Personal information
- Full name: Fabio Costa
- Date of birth: 27 November 1977 (age 48)
- Place of birth: Camaçari, Brazil
- Height: 1.87 m (6 ft 1+1⁄2 in)
- Position: Goalkeeper

Youth career
- 1991–1992: Bahia
- 1993: Cruzeiro
- 1994: PSV Eindhoven
- 1995–1996: Vitória

Senior career*
- Years: Team / Apps / (Gls)
- 1997–2000: Vitória / 28 / (0)
- 2000–2003: Santos / 63 / (0)
- 2004–2005: Corinthians / 76 / (0)
- 2006–2013: Santos / 86 / (0)
- 2010–2011: → Atlético Mineiro (loan) / 16 / (0)
- 2013: → São Caetano (loan) / 2 / (0)
- Total:  / 271 / (0)

International career
- 1999–2000: Brazil U23 / 6 / (0)

= Fábio Costa =

Brazilian footballer (born 1977)

Fabio Costa (born 27 November 1977 in Camaçari, Bahia) is a former Brazilian goalkeeper.

== Career ==
Costa played for Brazil under-23 and won the 1996 Toulon Tournament and the 2000 South American Pre-Olympic Tournament. He was part of the Brazil under-23 team that competed at the 2000 Summer Olympics in Sydney, headed by coach Luxemburgo.

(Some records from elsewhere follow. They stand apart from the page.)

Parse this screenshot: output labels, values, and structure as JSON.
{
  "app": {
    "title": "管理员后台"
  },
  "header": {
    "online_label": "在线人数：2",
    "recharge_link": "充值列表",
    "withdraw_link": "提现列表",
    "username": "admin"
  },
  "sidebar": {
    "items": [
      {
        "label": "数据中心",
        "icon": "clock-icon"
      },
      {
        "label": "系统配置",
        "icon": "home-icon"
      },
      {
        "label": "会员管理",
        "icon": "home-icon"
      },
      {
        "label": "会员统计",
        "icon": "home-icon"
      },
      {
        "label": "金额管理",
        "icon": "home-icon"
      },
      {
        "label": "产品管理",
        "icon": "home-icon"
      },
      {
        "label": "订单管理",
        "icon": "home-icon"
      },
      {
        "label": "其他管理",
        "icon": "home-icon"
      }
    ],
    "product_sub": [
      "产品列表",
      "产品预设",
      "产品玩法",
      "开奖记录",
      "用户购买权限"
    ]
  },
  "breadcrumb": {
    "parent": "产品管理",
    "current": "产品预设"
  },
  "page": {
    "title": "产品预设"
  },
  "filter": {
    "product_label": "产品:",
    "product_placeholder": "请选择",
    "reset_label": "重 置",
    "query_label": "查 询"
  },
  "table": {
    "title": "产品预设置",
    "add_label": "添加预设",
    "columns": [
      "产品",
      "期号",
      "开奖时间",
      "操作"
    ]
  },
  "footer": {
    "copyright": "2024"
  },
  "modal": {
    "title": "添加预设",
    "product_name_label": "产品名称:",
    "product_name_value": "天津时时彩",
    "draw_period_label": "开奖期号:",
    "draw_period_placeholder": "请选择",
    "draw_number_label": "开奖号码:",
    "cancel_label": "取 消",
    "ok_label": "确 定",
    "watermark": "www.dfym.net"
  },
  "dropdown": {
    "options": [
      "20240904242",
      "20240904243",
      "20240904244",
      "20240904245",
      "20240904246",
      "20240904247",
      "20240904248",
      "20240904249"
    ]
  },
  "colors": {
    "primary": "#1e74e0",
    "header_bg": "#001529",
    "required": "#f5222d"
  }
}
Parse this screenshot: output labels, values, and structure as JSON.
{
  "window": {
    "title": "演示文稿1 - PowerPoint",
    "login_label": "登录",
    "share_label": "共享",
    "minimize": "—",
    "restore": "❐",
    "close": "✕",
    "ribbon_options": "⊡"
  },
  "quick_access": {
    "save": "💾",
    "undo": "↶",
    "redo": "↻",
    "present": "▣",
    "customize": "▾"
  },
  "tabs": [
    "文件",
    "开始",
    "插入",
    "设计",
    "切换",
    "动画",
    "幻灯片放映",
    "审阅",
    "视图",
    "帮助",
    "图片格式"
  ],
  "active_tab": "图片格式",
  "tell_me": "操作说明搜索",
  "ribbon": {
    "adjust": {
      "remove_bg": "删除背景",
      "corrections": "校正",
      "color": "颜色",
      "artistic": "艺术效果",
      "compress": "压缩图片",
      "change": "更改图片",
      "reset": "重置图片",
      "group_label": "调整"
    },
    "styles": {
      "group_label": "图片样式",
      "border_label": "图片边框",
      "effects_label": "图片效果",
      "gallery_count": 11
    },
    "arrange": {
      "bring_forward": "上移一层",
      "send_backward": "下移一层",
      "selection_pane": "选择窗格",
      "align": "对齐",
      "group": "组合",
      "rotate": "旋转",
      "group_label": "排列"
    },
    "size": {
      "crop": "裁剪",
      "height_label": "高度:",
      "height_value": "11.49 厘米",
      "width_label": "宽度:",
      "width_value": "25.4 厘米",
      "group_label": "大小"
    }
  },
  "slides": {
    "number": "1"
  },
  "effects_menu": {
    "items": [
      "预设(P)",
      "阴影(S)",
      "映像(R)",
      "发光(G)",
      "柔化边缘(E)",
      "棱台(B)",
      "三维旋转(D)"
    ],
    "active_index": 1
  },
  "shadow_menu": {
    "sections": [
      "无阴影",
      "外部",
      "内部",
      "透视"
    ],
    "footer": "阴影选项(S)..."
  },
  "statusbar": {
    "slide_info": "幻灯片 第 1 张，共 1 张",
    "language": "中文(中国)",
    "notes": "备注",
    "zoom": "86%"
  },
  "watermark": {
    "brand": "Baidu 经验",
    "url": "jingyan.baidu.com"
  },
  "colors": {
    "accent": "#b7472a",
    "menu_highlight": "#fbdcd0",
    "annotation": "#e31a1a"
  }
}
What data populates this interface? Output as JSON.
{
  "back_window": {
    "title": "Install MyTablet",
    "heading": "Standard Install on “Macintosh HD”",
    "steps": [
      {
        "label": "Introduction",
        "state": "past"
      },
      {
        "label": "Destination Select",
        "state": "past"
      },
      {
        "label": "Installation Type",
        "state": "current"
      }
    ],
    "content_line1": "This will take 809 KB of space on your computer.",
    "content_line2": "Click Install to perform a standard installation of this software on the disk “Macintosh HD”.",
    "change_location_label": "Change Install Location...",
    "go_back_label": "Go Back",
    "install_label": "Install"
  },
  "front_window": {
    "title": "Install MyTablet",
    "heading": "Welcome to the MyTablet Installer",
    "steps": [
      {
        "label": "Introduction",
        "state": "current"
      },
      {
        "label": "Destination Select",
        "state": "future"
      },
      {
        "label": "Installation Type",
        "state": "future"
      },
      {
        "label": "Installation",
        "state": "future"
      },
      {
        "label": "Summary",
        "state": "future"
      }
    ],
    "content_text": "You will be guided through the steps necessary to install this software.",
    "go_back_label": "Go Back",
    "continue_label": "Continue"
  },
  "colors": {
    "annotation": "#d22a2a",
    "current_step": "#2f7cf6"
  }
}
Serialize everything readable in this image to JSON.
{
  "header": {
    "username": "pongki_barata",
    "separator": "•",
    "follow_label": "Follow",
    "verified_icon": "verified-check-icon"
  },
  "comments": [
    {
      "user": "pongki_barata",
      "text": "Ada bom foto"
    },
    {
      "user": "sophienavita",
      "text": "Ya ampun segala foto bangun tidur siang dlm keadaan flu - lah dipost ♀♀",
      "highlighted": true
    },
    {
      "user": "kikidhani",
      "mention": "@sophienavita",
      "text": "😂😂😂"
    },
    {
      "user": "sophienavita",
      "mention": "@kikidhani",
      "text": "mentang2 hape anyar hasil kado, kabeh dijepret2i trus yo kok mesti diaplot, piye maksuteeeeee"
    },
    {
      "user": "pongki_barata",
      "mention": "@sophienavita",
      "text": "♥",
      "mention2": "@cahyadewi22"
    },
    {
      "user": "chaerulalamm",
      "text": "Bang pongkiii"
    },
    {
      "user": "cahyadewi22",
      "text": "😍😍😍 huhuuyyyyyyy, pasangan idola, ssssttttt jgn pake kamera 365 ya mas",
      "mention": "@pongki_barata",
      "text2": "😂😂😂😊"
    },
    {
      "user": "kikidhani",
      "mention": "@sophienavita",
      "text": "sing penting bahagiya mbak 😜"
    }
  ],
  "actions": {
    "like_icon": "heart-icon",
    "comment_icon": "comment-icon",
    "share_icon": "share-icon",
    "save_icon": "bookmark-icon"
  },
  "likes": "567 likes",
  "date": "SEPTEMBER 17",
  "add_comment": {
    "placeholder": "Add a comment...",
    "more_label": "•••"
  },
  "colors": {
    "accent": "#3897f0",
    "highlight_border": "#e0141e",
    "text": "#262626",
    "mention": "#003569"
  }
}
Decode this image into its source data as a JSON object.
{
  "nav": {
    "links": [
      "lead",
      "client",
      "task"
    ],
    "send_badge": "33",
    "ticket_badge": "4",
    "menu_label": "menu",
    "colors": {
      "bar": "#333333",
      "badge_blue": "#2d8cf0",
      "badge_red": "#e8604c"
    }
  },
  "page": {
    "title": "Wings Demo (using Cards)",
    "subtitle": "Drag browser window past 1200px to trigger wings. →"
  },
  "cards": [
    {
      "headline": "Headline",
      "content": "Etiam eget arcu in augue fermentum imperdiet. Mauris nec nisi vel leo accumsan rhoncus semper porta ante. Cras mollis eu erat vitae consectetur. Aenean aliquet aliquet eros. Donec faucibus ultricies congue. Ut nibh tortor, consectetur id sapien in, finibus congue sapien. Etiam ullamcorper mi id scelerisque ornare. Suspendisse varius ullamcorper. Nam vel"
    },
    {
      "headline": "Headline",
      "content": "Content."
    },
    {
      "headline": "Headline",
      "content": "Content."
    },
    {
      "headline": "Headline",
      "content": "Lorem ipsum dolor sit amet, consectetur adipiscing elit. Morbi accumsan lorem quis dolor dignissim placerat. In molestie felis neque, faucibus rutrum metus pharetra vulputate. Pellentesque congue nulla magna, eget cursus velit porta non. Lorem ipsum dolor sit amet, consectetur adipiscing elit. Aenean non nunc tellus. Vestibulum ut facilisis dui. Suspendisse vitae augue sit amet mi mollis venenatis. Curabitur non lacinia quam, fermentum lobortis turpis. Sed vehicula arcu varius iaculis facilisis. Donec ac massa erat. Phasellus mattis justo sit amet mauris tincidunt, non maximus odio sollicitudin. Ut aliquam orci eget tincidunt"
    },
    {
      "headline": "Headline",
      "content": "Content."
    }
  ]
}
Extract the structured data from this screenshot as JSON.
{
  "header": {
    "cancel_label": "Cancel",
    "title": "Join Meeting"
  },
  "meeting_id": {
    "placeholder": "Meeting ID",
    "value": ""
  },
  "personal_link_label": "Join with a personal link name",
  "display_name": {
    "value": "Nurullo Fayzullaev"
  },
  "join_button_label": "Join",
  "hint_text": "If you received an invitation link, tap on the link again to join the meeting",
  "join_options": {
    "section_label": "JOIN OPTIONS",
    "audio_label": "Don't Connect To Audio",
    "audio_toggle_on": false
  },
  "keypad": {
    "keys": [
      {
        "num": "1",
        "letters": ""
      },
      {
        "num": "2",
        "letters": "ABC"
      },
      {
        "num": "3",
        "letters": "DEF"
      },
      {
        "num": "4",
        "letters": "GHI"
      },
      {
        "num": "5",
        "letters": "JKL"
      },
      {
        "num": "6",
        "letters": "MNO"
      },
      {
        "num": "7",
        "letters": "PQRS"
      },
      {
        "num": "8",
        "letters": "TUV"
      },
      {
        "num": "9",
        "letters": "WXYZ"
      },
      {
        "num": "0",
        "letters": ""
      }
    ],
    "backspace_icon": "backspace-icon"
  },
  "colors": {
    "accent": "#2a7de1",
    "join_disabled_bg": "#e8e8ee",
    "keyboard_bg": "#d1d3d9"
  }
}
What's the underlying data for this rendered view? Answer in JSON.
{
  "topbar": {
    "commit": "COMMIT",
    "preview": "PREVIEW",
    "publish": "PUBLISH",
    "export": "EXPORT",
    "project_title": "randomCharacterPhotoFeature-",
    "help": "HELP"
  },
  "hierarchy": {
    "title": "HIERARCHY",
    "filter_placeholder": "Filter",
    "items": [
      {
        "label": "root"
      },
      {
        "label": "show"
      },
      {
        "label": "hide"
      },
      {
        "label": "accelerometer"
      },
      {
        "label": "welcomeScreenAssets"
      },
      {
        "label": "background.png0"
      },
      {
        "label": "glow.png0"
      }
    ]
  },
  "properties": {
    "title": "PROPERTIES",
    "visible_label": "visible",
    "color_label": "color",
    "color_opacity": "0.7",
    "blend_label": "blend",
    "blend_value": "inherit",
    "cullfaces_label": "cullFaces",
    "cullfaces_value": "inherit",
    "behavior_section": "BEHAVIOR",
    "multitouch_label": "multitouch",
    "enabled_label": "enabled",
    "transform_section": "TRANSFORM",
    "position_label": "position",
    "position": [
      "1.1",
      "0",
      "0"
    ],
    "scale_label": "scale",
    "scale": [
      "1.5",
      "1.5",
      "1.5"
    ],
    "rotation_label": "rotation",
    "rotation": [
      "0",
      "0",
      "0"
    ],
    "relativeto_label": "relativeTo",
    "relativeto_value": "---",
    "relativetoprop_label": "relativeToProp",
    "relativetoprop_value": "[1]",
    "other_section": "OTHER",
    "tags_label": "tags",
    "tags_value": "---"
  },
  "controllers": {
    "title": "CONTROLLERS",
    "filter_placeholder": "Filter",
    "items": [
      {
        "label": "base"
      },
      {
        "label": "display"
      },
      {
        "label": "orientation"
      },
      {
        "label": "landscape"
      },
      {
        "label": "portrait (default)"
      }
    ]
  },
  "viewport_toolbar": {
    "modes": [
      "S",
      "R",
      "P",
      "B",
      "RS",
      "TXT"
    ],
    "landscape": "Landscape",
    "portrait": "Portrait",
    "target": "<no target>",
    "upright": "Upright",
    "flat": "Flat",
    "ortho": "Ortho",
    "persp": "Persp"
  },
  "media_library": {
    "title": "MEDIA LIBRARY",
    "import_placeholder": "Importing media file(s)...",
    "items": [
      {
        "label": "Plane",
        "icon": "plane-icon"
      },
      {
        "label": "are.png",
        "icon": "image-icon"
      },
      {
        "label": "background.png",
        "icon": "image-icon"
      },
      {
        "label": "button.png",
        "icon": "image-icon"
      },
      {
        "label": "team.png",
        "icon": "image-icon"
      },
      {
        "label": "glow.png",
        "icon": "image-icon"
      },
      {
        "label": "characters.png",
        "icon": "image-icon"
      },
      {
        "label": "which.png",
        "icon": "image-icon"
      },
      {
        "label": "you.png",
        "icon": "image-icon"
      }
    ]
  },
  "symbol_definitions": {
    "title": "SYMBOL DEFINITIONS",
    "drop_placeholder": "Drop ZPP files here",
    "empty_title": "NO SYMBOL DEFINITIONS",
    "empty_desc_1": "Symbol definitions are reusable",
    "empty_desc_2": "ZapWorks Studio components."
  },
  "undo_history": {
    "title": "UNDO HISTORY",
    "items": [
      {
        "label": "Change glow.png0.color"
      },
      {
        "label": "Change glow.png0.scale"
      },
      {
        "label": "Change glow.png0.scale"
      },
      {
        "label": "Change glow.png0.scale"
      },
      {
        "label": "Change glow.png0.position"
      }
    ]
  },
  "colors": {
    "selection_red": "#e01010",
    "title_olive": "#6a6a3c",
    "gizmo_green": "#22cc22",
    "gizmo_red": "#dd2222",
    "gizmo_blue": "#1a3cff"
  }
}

Still uncapped for the senior national team, he was summoned by coach Emerson Leão for the 2001 FIFA Confederations Cup to be hosted by Japan and South Korea, but did not enter the field during the competition.

In 2010, he played only in the international friendly between Santos x Red Bull / NY.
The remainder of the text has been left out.